When King Charles hosts Donald Trump for the state banquet at Windsor Castle next week, the dignitaries should know better than to mention Jeffrey Epstein. Inevitably, however, Epstein’s ghost will hang over proceedings, the pedo-Banquo at the feast.
The royal family will entertain the President, though the Duke of York will (surely?) stay away. He no longer works for the crown and everyone knows why. Trump, meanwhile, will still be batting away suggestions that in 2003 he contributed a puerile drawing to Epstein’s 50th “birthday book” – a strange compilation of messages for the sex criminal, lovingly assembled by Ghislaine Maxwell.
Then there’s Lord Mandelson, His Majesty’s Ambassador to the United States, who is supposed to accompany Trump for some of the trip. The Prince of Darkness apparently features prominently in the soppy-yet-pervy birthday book, which Democrats on the House Oversight Committee have cunningly released online. “Wherever he is in the world, he remains my best pal!” Mandelson allegedly scribbled, alongside an image of himself in a bathrobe sitting opposite the fully dressed rapist.
“Petie,” as Epstein called him, has long said he regrets ever having met the financier. “It’s an albatross around my neck,” he said this week, referring to the fact that he apparently continued the friendship after Epstein was imprisoned for a child-sex offense in 2008. But expressions of regret won’t stop the attacks coming.
On Tuesday night, in the wake of the birthday book bombshell, the Telegraph reported that, in 2010, Epstein helped Mandelson broker a £1 billion ($1.35 billion) deal for the sale of a UK-taxpayer owned business, Sempra Commodities, to JP Morgan. “Something is really wrong here,” says Sarah Ransome, one of Epstein’s British accusers. “Peter Mandelson should not be ambassador. He needs to be fired.” Sensing opportunity, the Tory leader Kemi Badendoch used Prime Minister’s Questions to attack Keir Starmer for Mandelson’s Epstein association. “That is a disgrace,” she said.
How long can Britain’s ambassador last? In the coming days, the details of Mandelson’s bond with Epstein may end up overshadowing all talk of the special relationship between Britain and America, as the wars rage on in the Middle East and Ukraine.
Trump has turned on a British ambassador before. In 2019, Sir Kim Darroch was pushed out of his Washington post after diplomatic cables – in which he called Trump “inept” and “insecure” – were leaked. What might save Mandelson is that he has done nothing but praise the US commander-in-chief. Sure enough, whereas Trump loathed Darroch, he seems to have warmed to Mandy. Now both men would rather the world move on from Epstein.

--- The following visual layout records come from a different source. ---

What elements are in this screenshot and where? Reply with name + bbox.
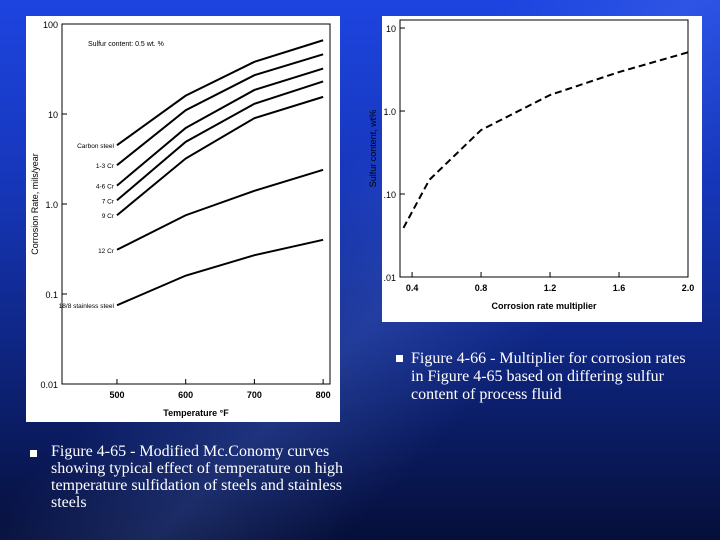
series-label: 7 Cr bbox=[102, 198, 115, 205]
series-label: 1-3 Cr bbox=[96, 163, 115, 170]
series-label: 12 Cr bbox=[98, 248, 115, 255]
series-label: 9 Cr bbox=[102, 213, 115, 220]
y-axis-label: Corrosion Rate, mils/year bbox=[30, 153, 40, 255]
x-axis-label: Corrosion rate multiplier bbox=[491, 301, 597, 311]
chart-panel bbox=[382, 16, 702, 322]
chart-panel bbox=[26, 16, 340, 422]
y-tick-label: .01 bbox=[383, 273, 396, 283]
x-tick-label: 1.2 bbox=[544, 283, 557, 293]
y-tick-label: 10 bbox=[48, 110, 58, 120]
x-tick-label: 800 bbox=[316, 390, 331, 400]
x-tick-label: 500 bbox=[109, 390, 124, 400]
x-axis-label: Temperature °F bbox=[163, 408, 229, 418]
y-tick-label: .10 bbox=[383, 190, 396, 200]
caption: Figure 4-65 - Modified Mc.Conomy curves … bbox=[51, 443, 344, 511]
series-line bbox=[116, 168, 324, 251]
series-label: 4-6 Cr bbox=[96, 184, 115, 191]
x-tick-label: 700 bbox=[247, 390, 262, 400]
x-tick-label: 1.6 bbox=[613, 283, 626, 293]
series-line bbox=[116, 53, 324, 166]
x-tick-label: 600 bbox=[178, 390, 193, 400]
y-tick-label: 1.0 bbox=[383, 107, 396, 117]
x-tick-label: 0.8 bbox=[475, 283, 488, 293]
bullet bbox=[30, 450, 37, 457]
series-line bbox=[116, 95, 324, 217]
x-tick-label: 2.0 bbox=[682, 283, 695, 293]
y-tick-label: 100 bbox=[43, 20, 58, 30]
y-tick-label: 1.0 bbox=[45, 200, 58, 210]
caption: Figure 4-66 - Multiplier for corrosion r… bbox=[411, 350, 686, 403]
plot-frame bbox=[399, 19, 689, 278]
series-line bbox=[116, 238, 324, 307]
y-axis-label: Sulfur content, wt% bbox=[368, 110, 378, 188]
series-line bbox=[116, 80, 324, 202]
y-tick-label: 0.01 bbox=[40, 380, 58, 390]
bullet bbox=[396, 355, 403, 362]
series-line bbox=[116, 39, 324, 147]
series-label: Carbon steel bbox=[77, 143, 114, 150]
y-tick-label: 10 bbox=[386, 24, 396, 34]
x-tick-label: 0.4 bbox=[406, 283, 419, 293]
series-label: 18/8 stainless steel bbox=[59, 303, 115, 310]
y-tick-label: 0.1 bbox=[45, 290, 58, 300]
annotation: Sulfur content: 0.5 wt. % bbox=[88, 41, 164, 48]
series-line bbox=[116, 67, 324, 187]
series-line bbox=[402, 51, 689, 229]
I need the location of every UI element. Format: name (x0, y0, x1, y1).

It’s all so awkward. There’s another photograph of Epstein with Joel Pashcow, a longtime member of Trump’s Mar-a-Lago club, and an anonymous young woman holding up a large fake cheque from “DJ Trump” for $22,500. Clearly, in the time before 21st-century populism and the #MeToo movement, the global elite used to enjoy their risqué japes. But what does it all mean now?
Trump is adamant that Epstein, Epstein, Epstein is the new Russia, Russia, Russia: a hoax designed to distract the world from his revolutionary achievements. Karoline Leavitt, the White House press secretary, claims: “It’s very clear President Trump did not draw this picture, and he did not sign [the birthday book].” But it isn’t clear at all, unless Team Trump can prove that some of those other epistles have been faked.
It’s also baffling to ponder why, when Joe Biden was in the White House, the now-viral Epstein files did not find their way into the public eye. The Democrat-led Department of Justice and the FBI, along with their allies in the media, spent years hounding Trump as a Russian patsy, a fraudster, an insurrectionist and an abuser of women. Yet somehow, it seems, the anti-Trump deep state sat on eye-popping evidence appearing to tie Trump to Epstein. Was it simply because Bill Clinton, that philanderer par excellence, also appeared in the birthday bundle? A note purporting to be from the ex-president praises Epstein’s “childlike curiosity.”
The Epstein story now appears to involve the Democratic elite, the British establishment and Trump. It thus becomes an ever more mysterious meta-conspiracy – a kaleidoscopic scandal that takes on a different complexion depending on who looks into it. Republican figures, including Vice-President J.D. Vance, enjoyed fanning anti-elitist paranoia when the Epstein muck was on the opposition. They are strangely mute now.
For Vance and MAGA-supporting Atlanticists such as Nigel Farage, the hope for next week’s visit is that Trump, accompanied by various tech tycoons, will launch a broadside against Keir Starmer’s government for suppressing free speech online. Now, however, the whole world is gossiping about who did what with Epstein. Behind closed doors, Trump, the royal family and the Labour leadership will perhaps agree that sometimes it’s better for the people just to shut up.